Franklin Templeton’s Dina Ting says, “By partnering with Global Index provider Solactive on the creation of this index, we sought to strike a balance between investability and relevance to this sector.”
Investment ability is what gives companies an advantage and helps them stand out from their rivals when seeking funding from investors.
“Companies are selected and weighted based on a combination of their relevance to the metaverse segment, and the market capitalizations of these companies can be as low as $100 million,” adds Ms. Ting.
That last figure may sound like a lot of money, but it’s a drop in the bucket compared to, say, tech giant Apple valued at around $2 trillion.
For a ‘purer’ exposure to the metaverse, insofar as VR gaming is a key thread, Bestinvest’s Jason Hollands suggests that investors could “target some of the biggest video game companies directly, or through a niche instrument like the Vaneck Vectors Gaming & Esports ETF.”
The latter owns shares such as Nvidia, the market leader in graphics processing units, and Advanced Micro Devices. Other notable holdings include Activision Blizzard and Electronic Arts, as well as Nintendo and Bandai Namco of Japan.
What will the future hold for the metaverse?

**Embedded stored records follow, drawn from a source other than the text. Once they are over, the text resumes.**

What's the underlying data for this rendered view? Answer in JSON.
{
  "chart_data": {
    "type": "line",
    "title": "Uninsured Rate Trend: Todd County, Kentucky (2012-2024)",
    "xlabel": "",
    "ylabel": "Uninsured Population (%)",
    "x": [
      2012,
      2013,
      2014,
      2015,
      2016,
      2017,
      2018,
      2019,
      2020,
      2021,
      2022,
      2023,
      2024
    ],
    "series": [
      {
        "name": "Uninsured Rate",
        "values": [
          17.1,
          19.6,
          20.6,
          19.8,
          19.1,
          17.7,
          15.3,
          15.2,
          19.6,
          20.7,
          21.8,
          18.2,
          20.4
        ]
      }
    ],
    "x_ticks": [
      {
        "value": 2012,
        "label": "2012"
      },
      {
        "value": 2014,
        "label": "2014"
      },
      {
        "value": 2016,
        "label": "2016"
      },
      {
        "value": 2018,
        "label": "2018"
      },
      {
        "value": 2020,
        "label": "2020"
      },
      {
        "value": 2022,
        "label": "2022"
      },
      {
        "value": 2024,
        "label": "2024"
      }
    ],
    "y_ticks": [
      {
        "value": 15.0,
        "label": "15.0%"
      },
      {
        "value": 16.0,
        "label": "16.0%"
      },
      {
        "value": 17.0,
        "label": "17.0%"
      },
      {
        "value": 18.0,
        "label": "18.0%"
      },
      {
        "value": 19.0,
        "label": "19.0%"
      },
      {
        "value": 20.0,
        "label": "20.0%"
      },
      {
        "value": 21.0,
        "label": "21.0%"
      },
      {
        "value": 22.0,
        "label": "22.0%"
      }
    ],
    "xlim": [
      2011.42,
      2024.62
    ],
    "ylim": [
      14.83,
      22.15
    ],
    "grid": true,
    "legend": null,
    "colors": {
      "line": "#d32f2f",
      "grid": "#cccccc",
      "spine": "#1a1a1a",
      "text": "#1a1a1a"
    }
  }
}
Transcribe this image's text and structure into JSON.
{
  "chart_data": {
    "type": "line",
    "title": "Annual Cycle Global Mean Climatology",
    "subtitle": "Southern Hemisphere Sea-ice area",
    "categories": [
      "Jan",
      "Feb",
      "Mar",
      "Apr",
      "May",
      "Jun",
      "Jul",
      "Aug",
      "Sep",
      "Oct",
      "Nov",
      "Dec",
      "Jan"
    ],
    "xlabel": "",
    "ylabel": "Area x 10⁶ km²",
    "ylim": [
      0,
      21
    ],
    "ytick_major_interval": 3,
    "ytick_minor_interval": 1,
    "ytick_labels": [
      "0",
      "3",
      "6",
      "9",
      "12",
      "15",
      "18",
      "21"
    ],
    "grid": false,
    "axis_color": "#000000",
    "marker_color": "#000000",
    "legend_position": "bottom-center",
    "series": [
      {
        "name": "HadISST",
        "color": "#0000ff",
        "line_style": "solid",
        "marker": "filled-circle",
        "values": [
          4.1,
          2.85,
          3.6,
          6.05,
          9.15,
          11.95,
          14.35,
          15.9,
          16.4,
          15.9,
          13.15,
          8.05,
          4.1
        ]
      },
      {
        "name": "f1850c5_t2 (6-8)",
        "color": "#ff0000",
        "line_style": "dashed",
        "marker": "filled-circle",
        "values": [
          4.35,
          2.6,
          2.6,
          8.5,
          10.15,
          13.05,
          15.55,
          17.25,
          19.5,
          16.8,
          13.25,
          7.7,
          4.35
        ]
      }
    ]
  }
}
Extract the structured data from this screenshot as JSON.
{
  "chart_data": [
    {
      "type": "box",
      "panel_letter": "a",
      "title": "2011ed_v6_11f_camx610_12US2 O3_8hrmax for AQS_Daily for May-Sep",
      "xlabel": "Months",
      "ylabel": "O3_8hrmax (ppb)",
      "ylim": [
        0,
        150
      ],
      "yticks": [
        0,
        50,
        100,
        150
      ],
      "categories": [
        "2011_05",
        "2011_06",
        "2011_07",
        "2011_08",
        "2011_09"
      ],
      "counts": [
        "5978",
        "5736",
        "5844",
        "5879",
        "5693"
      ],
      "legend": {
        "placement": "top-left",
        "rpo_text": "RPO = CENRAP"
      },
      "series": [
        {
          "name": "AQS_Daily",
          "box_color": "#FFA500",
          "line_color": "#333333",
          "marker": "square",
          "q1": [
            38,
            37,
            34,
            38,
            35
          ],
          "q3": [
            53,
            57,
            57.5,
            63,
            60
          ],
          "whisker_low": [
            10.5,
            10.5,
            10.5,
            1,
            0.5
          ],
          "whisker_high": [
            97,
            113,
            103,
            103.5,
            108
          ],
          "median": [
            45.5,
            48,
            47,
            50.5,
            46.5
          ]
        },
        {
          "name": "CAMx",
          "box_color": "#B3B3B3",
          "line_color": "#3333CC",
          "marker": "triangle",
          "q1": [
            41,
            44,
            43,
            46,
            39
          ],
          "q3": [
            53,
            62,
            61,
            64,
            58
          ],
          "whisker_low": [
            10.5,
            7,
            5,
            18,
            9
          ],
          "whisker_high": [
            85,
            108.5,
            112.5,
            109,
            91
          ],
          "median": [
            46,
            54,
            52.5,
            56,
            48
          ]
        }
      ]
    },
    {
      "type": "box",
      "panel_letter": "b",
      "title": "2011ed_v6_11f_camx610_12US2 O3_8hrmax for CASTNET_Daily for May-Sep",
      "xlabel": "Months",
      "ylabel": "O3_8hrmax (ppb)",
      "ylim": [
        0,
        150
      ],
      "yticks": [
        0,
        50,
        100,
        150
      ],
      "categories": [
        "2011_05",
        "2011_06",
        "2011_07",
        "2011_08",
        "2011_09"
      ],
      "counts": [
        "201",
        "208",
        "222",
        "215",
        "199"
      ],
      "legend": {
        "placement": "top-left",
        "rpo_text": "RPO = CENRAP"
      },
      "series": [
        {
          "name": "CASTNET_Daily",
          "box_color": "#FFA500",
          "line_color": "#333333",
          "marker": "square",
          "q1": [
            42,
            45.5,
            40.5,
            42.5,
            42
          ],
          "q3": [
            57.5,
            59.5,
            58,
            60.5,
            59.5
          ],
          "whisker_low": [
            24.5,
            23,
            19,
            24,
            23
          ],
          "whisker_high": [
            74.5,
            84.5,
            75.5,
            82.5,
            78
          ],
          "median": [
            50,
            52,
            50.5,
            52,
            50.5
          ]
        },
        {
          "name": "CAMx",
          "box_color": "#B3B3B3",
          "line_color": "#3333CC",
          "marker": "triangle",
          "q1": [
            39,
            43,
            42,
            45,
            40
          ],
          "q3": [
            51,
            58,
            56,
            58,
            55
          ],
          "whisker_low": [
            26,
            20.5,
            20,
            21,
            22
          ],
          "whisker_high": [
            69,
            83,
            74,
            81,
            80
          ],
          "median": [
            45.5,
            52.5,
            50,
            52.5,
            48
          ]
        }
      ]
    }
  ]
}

According to fund manager BlackRock, there are three reasons to think mass adoption of the metaverse could become a reality:
State-of-the-art hardware and increased computing power make it possible
Covid-19 accelerated the shift to digital life with people now more comfortable than ever working, shopping and socializing at home
· Cryptocurrencies could allow transactions to take place seamlessly and globally in the metaverse.
If you believe the hype, there is no doubt that the metaverse has the potential to have a considerable impact on various industries and business sectors. In turn, this strengthens the case for metaverse-related inversions.
To counteract this, it’s worth remembering that not every company at the forefront of a new iteration of technology stays the course.
Investors should be just as vigilant when weighing the prospects of a company involved in a cutting-edge industry as they are when considering the advantages of adding an “old economy” stock to their portfolio.